The paper tackled the problem of interpolating sparse GEDI LIDAR biomass observations across heterogeneous landscapes, showing that existing machine learning approaches fail to produce calibrated prediction intervals. The authors introduced Attentive Neural Processes (ANPs) which achieved competitive accuracy while maintaining near-ideal uncertainty calibration across five distinct biomes.

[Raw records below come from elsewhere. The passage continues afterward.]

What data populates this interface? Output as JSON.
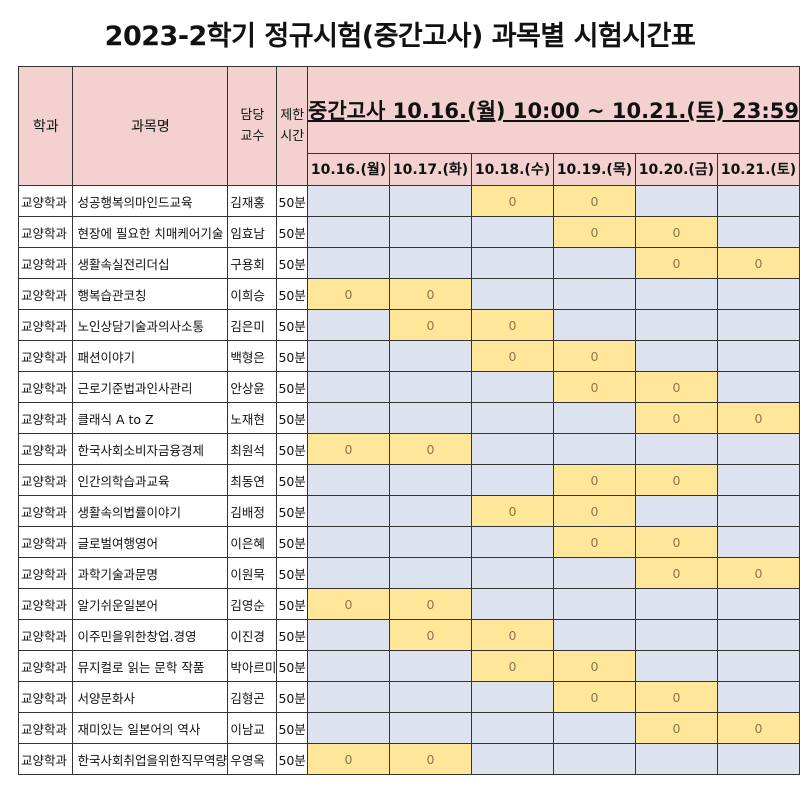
{
  "title": "2023-2학기 정규시험(중간고사) 과목별 시험시간표",
  "header": {
    "dept": "학과",
    "subject": "과목명",
    "prof": "담당\n교수",
    "limit": "제한\n시간",
    "banner": "중간고사  10.16.(월) 10:00 ~ 10.21.(토) 23:59"
  },
  "dates": [
    "10.16.(월)",
    "10.17.(화)",
    "10.18.(수)",
    "10.19.(목)",
    "10.20.(금)",
    "10.21.(토)"
  ],
  "mark": "0",
  "colors": {
    "header_bg": "#f3d1d1",
    "cell_bg": "#dce3ee",
    "highlight_bg": "#ffe699"
  },
  "rows": [
    {
      "dept": "교양학과",
      "subject": "성공행복의마인드교육",
      "prof": "김재홍",
      "limit": "50분",
      "days": [
        0,
        0,
        1,
        1,
        0,
        0
      ]
    },
    {
      "dept": "교양학과",
      "subject": "현장에 필요한 치매케어기술",
      "prof": "임효남",
      "limit": "50분",
      "days": [
        0,
        0,
        0,
        1,
        1,
        0
      ]
    },
    {
      "dept": "교양학과",
      "subject": "생활속실전리더십",
      "prof": "구용회",
      "limit": "50분",
      "days": [
        0,
        0,
        0,
        0,
        1,
        1
      ]
    },
    {
      "dept": "교양학과",
      "subject": "행복습관코칭",
      "prof": "이희승",
      "limit": "50분",
      "days": [
        1,
        1,
        0,
        0,
        0,
        0
      ]
    },
    {
      "dept": "교양학과",
      "subject": "노인상담기술과의사소통",
      "prof": "김은미",
      "limit": "50분",
      "days": [
        0,
        1,
        1,
        0,
        0,
        0
      ]
    },
    {
      "dept": "교양학과",
      "subject": "패션이야기",
      "prof": "백형은",
      "limit": "50분",
      "days": [
        0,
        0,
        1,
        1,
        0,
        0
      ]
    },
    {
      "dept": "교양학과",
      "subject": "근로기준법과인사관리",
      "prof": "안상윤",
      "limit": "50분",
      "days": [
        0,
        0,
        0,
        1,
        1,
        0
      ]
    },
    {
      "dept": "교양학과",
      "subject": "클래식 A to Z",
      "prof": "노재현",
      "limit": "50분",
      "days": [
        0,
        0,
        0,
        0,
        1,
        1
      ]
    },
    {
      "dept": "교양학과",
      "subject": "한국사회소비자금융경제",
      "prof": "최원석",
      "limit": "50분",
      "days": [
        1,
        1,
        0,
        0,
        0,
        0
      ]
    },
    {
      "dept": "교양학과",
      "subject": "인간의학습과교육",
      "prof": "최동연",
      "limit": "50분",
      "days": [
        0,
        0,
        0,
        1,
        1,
        0
      ]
    },
    {
      "dept": "교양학과",
      "subject": "생활속의법률이야기",
      "prof": "김배정",
      "limit": "50분",
      "days": [
        0,
        0,
        1,
        1,
        0,
        0
      ]
    },
    {
      "dept": "교양학과",
      "subject": "글로벌여행영어",
      "prof": "이은혜",
      "limit": "50분",
      "days": [
        0,
        0,
        0,
        1,
        1,
        0
      ]
    },
    {
      "dept": "교양학과",
      "subject": "과학기술과문명",
      "prof": "이원묵",
      "limit": "50분",
      "days": [
        0,
        0,
        0,
        0,
        1,
        1
      ]
    },
    {
      "dept": "교양학과",
      "subject": "알기쉬운일본어",
      "prof": "김영순",
      "limit": "50분",
      "days": [
        1,
        1,
        0,
        0,
        0,
        0
      ]
    },
    {
      "dept": "교양학과",
      "subject": "이주민을위한창업.경영",
      "prof": "이진경",
      "limit": "50분",
      "days": [
        0,
        1,
        1,
        0,
        0,
        0
      ]
    },
    {
      "dept": "교양학과",
      "subject": "뮤지컬로 읽는 문학 작품",
      "prof": "박아르미",
      "limit": "50분",
      "days": [
        0,
        0,
        1,
        1,
        0,
        0
      ]
    },
    {
      "dept": "교양학과",
      "subject": "서양문화사",
      "prof": "김형곤",
      "limit": "50분",
      "days": [
        0,
        0,
        0,
        1,
        1,
        0
      ]
    },
    {
      "dept": "교양학과",
      "subject": "재미있는 일본어의 역사",
      "prof": "이남교",
      "limit": "50분",
      "days": [
        0,
        0,
        0,
        0,
        1,
        1
      ]
    },
    {
      "dept": "교양학과",
      "subject": "한국사회취업을위한직무역량",
      "prof": "우영옥",
      "limit": "50분",
      "days": [
        1,
        1,
        0,
        0,
        0,
        0
      ]
    }
  ]
}
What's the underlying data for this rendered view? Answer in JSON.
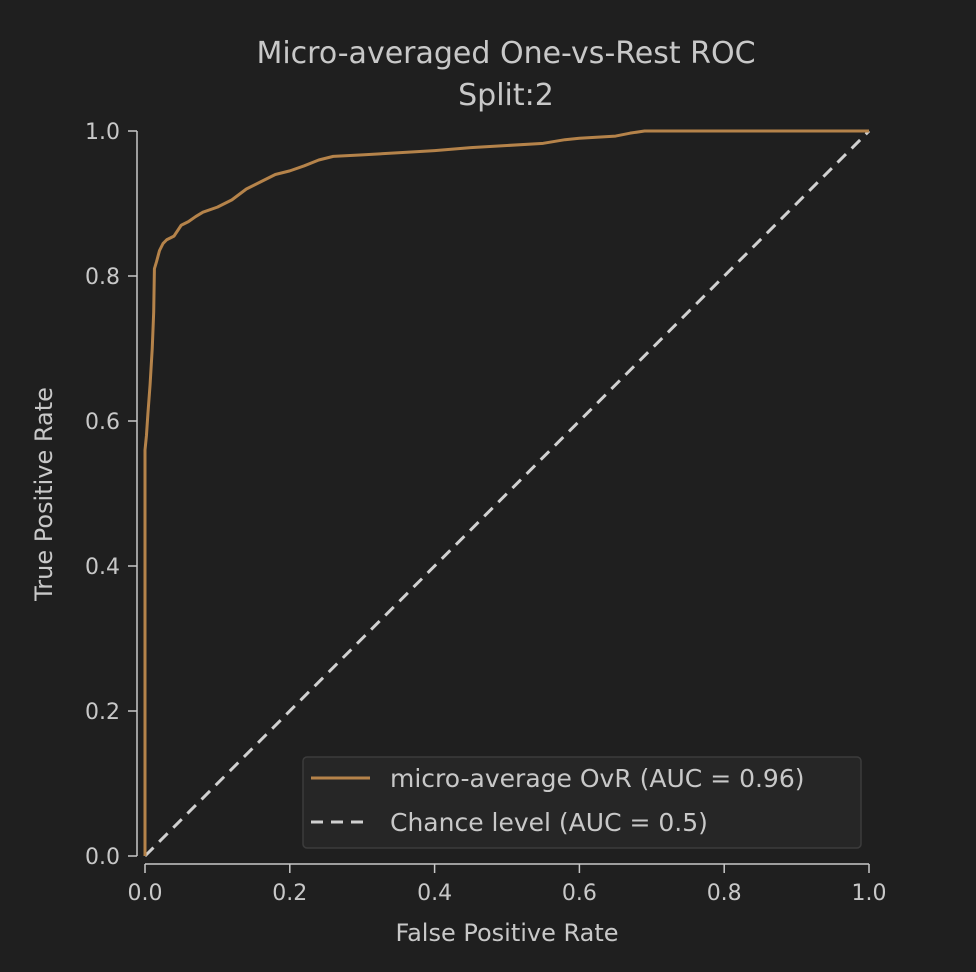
{
  "chart_data": {
    "type": "line",
    "title": "Micro-averaged One-vs-Rest ROC",
    "subtitle": "Split:2",
    "xlabel": "False Positive Rate",
    "ylabel": "True Positive Rate",
    "xlim": [
      0.0,
      1.0
    ],
    "ylim": [
      0.0,
      1.0
    ],
    "x_ticks": [
      "0.0",
      "0.2",
      "0.4",
      "0.6",
      "0.8",
      "1.0"
    ],
    "y_ticks": [
      "0.0",
      "0.2",
      "0.4",
      "0.6",
      "0.8",
      "1.0"
    ],
    "grid": false,
    "legend_position": "lower-right",
    "series": [
      {
        "name": "micro-average OvR (AUC = 0.96)",
        "color": "#b5834a",
        "style": "solid",
        "x": [
          0.0,
          0.0,
          0.002,
          0.004,
          0.007,
          0.01,
          0.012,
          0.013,
          0.016,
          0.02,
          0.025,
          0.03,
          0.04,
          0.05,
          0.06,
          0.07,
          0.08,
          0.1,
          0.12,
          0.14,
          0.16,
          0.18,
          0.2,
          0.22,
          0.24,
          0.26,
          0.3,
          0.35,
          0.4,
          0.45,
          0.5,
          0.55,
          0.58,
          0.6,
          0.65,
          0.67,
          0.69,
          0.7,
          0.8,
          0.9,
          1.0
        ],
        "y": [
          0.0,
          0.56,
          0.58,
          0.61,
          0.65,
          0.7,
          0.75,
          0.81,
          0.82,
          0.835,
          0.845,
          0.85,
          0.855,
          0.87,
          0.875,
          0.882,
          0.888,
          0.895,
          0.905,
          0.92,
          0.93,
          0.94,
          0.945,
          0.952,
          0.96,
          0.965,
          0.967,
          0.97,
          0.973,
          0.977,
          0.98,
          0.983,
          0.988,
          0.99,
          0.993,
          0.997,
          1.0,
          1.0,
          1.0,
          1.0,
          1.0
        ]
      },
      {
        "name": "Chance level (AUC = 0.5)",
        "color": "#d0d0d0",
        "style": "dashed",
        "x": [
          0.0,
          1.0
        ],
        "y": [
          0.0,
          1.0
        ]
      }
    ]
  }
}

Reliable wall-to-wall biomass density estimation from NASA's GEDI mission requires interpolating sparse LIDAR observations across heterogeneous landscapes. While machine learning approaches like Random Forest and XGBoost are widely used, they treat spatial predictions of GEDI observations from multispectral or SAR remote sensing data as independent without adapting to the varying difficulty of heterogeneous landscapes. We demonstrate these approaches generally fail to produce calibrated prediction intervals. We show that this stems from conflating ensemble variance with aleatoric uncertainty and ignoring local spatial context. To resolve this, we introduce Attentive Neural Processes (ANPs), a probabilistic meta-learning architecture that explicitly conditions predictions on local observation sets and exploits geospatial foundation model embeddings. Unlike static ensembles, ANPs learn a flexible spatial covariance function, allowing estimates to be more uncertain in complex landscapes and less in homogeneous areas. We validate this approach across five distinct biomes ranging from tropical Amazonian forests to boreal, temperate, and alpine ecosystems, demonstrating that ANPs achieve competitive accuracy while maintaining near-ideal uncertainty calibration. We demonstrate the operational utility of the method through few-shot adaptation, where the model recovers most of the performance gap in cross-region transfer using minimal local data. This work provides a scalable, theoretically rigorous alternative to ensemble variance for continental scale earth observation.